Rekordzahlen: Hunderte humanitäre Helfer im Einsatz getötet
Wichtige Fakten
- • Im Gazastreifen starben im Vorjahr 186 humanitäre Helfer.
- • Im Sudan wurden innerhalb eines Zeitraums 71 Helfer getötet.
- • Weltweit kamen 907 Helfer ums Leben oder wurden verletzt.
- • Eine aktuelle Datenbank-Statistik listet für 2026 bereits 83 Tote.
- • Humanitäre Helfer sind völkerrechtlich geschützt, werden aber angegriffen.
Hohe Verluste unter humanitären Helfern
Im vergangenen Jahr sind weltweit 350 humanitäre Helfer bei Einsätzen getötet worden. Besonders betroffen war der Gazastreifen, wo allein 186 Helfer ums Leben kamen, sowie der Sudan mit 71 Todesfällen. Dies geht aus den neuesten Zahlen der Aid Worker Security Database hervor. Insgesamt erfasst die Statistik 907 verwundete, entführte oder getötete Helfer – ein Anstieg gegenüber dem Vorjahr mit 833 Fällen, obwohl die Zahl der Toten 2025 mit 387 höher lag als im aktuellen Berichtszeitraum.
Hilfsorganisationen schlagen Alarm
Boris Breyer, Sprecher der SOS-Kinderdörfer, betonte die unermüdliche Arbeit der Helfenden und die anhaltenden Gefahren.

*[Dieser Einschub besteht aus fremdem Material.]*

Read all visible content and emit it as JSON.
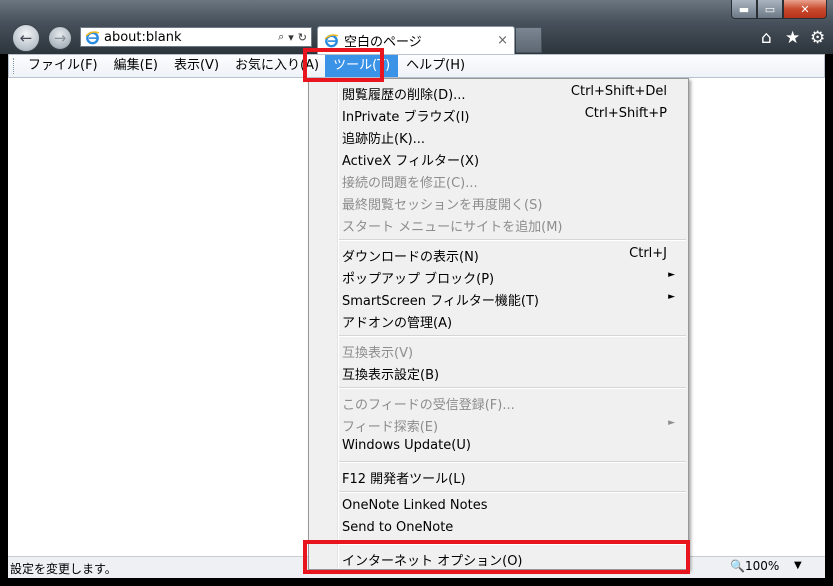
{
  "window": {
    "caption_buttons": {
      "minimize": "▬",
      "maximize": "▭",
      "close": "✕"
    }
  },
  "navigation": {
    "back_glyph": "←",
    "forward_glyph": "→",
    "address": "about:blank",
    "address_tools": {
      "search": "⌕",
      "dropdown": "▾",
      "refresh": "↻"
    }
  },
  "tabs": [
    {
      "title": "空白のページ",
      "close": "×"
    }
  ],
  "toolbar_icons": {
    "home": "⌂",
    "favorites": "★",
    "tools": "⚙"
  },
  "menubar": {
    "items": [
      "ファイル(F)",
      "編集(E)",
      "表示(V)",
      "お気に入り(A)",
      "ツール(T)",
      "ヘルプ(H)"
    ]
  },
  "tools_menu": {
    "items": [
      {
        "label": "閲覧履歴の削除(D)...",
        "shortcut": "Ctrl+Shift+Del",
        "disabled": false
      },
      {
        "label": "InPrivate ブラウズ(I)",
        "shortcut": "Ctrl+Shift+P",
        "disabled": false
      },
      {
        "label": "追跡防止(K)...",
        "shortcut": "",
        "disabled": false
      },
      {
        "label": "ActiveX フィルター(X)",
        "shortcut": "",
        "disabled": false
      },
      {
        "label": "接続の問題を修正(C)...",
        "shortcut": "",
        "disabled": true
      },
      {
        "label": "最終閲覧セッションを再度開く(S)",
        "shortcut": "",
        "disabled": true
      },
      {
        "label": "スタート メニューにサイトを追加(M)",
        "shortcut": "",
        "disabled": true
      },
      {
        "label": "ダウンロードの表示(N)",
        "shortcut": "Ctrl+J",
        "disabled": false
      },
      {
        "label": "ポップアップ ブロック(P)",
        "shortcut": "",
        "disabled": false,
        "submenu": "►"
      },
      {
        "label": "SmartScreen フィルター機能(T)",
        "shortcut": "",
        "disabled": false,
        "submenu": "►"
      },
      {
        "label": "アドオンの管理(A)",
        "shortcut": "",
        "disabled": false
      },
      {
        "label": "互換表示(V)",
        "shortcut": "",
        "disabled": true
      },
      {
        "label": "互換表示設定(B)",
        "shortcut": "",
        "disabled": false
      },
      {
        "label": "このフィードの受信登録(F)...",
        "shortcut": "",
        "disabled": true
      },
      {
        "label": "フィード探索(E)",
        "shortcut": "",
        "disabled": true,
        "submenu": "►"
      },
      {
        "label": "Windows Update(U)",
        "shortcut": "",
        "disabled": false
      },
      {
        "label": "F12 開発者ツール(L)",
        "shortcut": "",
        "disabled": false
      },
      {
        "label": "OneNote Linked Notes",
        "shortcut": "",
        "disabled": false
      },
      {
        "label": "Send to OneNote",
        "shortcut": "",
        "disabled": false
      },
      {
        "label": "インターネット オプション(O)",
        "shortcut": "",
        "disabled": false
      }
    ]
  },
  "statusbar": {
    "text": "設定を変更します。",
    "zoom": "100%",
    "zoom_dropdown": "▼"
  },
  "colors": {
    "highlight_box": "#e8141e",
    "menu_active": "#3b93e8",
    "disabled_text": "#8d8d8d"
  }
}
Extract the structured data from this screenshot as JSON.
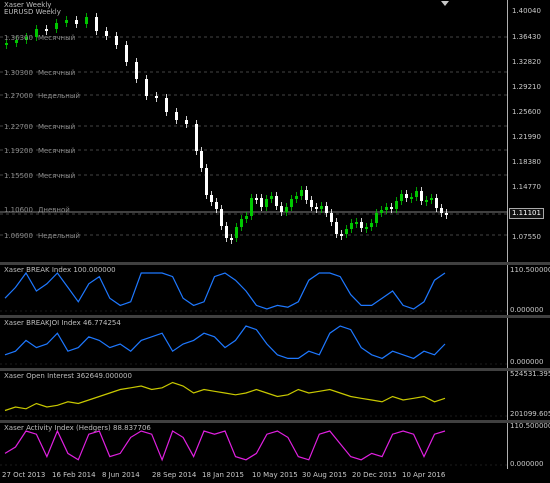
{
  "window": {
    "title_line1": "Xaser Weekly",
    "title_line2": "EURUSD Weekly"
  },
  "main_chart": {
    "price_labels": [
      "1.40040",
      "1.36430",
      "1.32820",
      "1.29210",
      "1.25600",
      "1.21990",
      "1.18380",
      "1.14770",
      "1.11101",
      "1.07550"
    ],
    "current_price": "1.11101",
    "levels": [
      {
        "price": "1.36300",
        "label": "Месячный"
      },
      {
        "price": "1.30300",
        "label": "Месячный"
      },
      {
        "price": "1.27000",
        "label": "Недельный"
      },
      {
        "price": "1.22700",
        "label": "Месячный"
      },
      {
        "price": "1.19200",
        "label": "Месячный"
      },
      {
        "price": "1.15500",
        "label": "Месячный"
      },
      {
        "price": "1.10600",
        "label": "Дневной"
      },
      {
        "price": "1.06900",
        "label": "Недельный"
      }
    ],
    "colors": {
      "bull": "#00c800",
      "bear": "#ffffff",
      "grid": "#5a5a5a"
    }
  },
  "indicators": [
    {
      "title": "Xaser BREAK Index 100.000000",
      "scale_top": "110.500000",
      "scale_bottom": "0.000000",
      "color": "#1e78ff"
    },
    {
      "title": "Xaser BREAKJOI Index 46.774254",
      "scale_top": "",
      "scale_bottom": "0.000000",
      "color": "#1e78ff"
    },
    {
      "title": "Xaser Open Interest 362649.000000",
      "scale_top": "524531.395",
      "scale_bottom": "201099.605",
      "color": "#c8c800"
    },
    {
      "title": "Xaser Activity Index (Hedgers) 88.837706",
      "scale_top": "110.500000",
      "scale_bottom": "0.000000",
      "color": "#e020e0"
    }
  ],
  "date_axis": [
    "27 Oct 2013",
    "16 Feb 2014",
    "8 Jun 2014",
    "28 Sep 2014",
    "18 Jan 2015",
    "10 May 2015",
    "30 Aug 2015",
    "20 Dec 2015",
    "10 Apr 2016"
  ]
}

Trotz des Schutzes durch das humanitäre Völkerrecht seien die Helfer in der Realität immer wieder Angriffen ausgesetzt. Dies sei ein unhaltbarer Zustand. Wichtigste Quelle ist die in Großbritannien geführte Aid Worker Security Database, die zuverlässige Daten zur Sicherheitslage humanitärer Kräfte liefert. Für das laufende Jahr sind bereits 83 Todesfälle dokumentiert, berichtete die Informationsplattform am vergangenen Montag.
Zahlreiche Konflikte betreffen Helfer
Die meisten Opfer wurden in bewaffneten Auseinandersetzungen in Gaza und im Sudan registriert. Doch auch anderswo weltweit geraten die Helfer durch Clankriege, Terrorismus oder Unsicherheit in Gefahr. So stiegen Gewaltakte gegen Personal von Hilfsorganisationen in zahlreichen Schwerpunktregionen kontinuierlich an. Besonders alarmierend ist en die Entwicklung im Gazastreifen, wo die Angriffe zuletzt weiter zugenommen haben.
Lage in den Krisenregionen bleibt angespannt
Die Lage für Helfer bleibt angespannt. Zuletzt gerieten Ende vergangener Woche erneut humanitäre Kräfte in Gaza direkt ins Kreuzfeuer eines israelischen Einsatzes, bei dem nach palästinensischen Angaben auf Anordnung der Vereinigten Nationen eine einflussreiche Terrorgruppe bekämpft worden war. Zahlreiche Auslandspartner und Nichtregierungs-Organisationen verurteilten die Angriffe auf unschuldige Zivilisten und Helfer ebenfalls scharf, warnen aber zugleich vor katastrophalen Folgen für die notleidende Hochbevölkerung durch die Lieferengpässe und Medikamentenknappheit.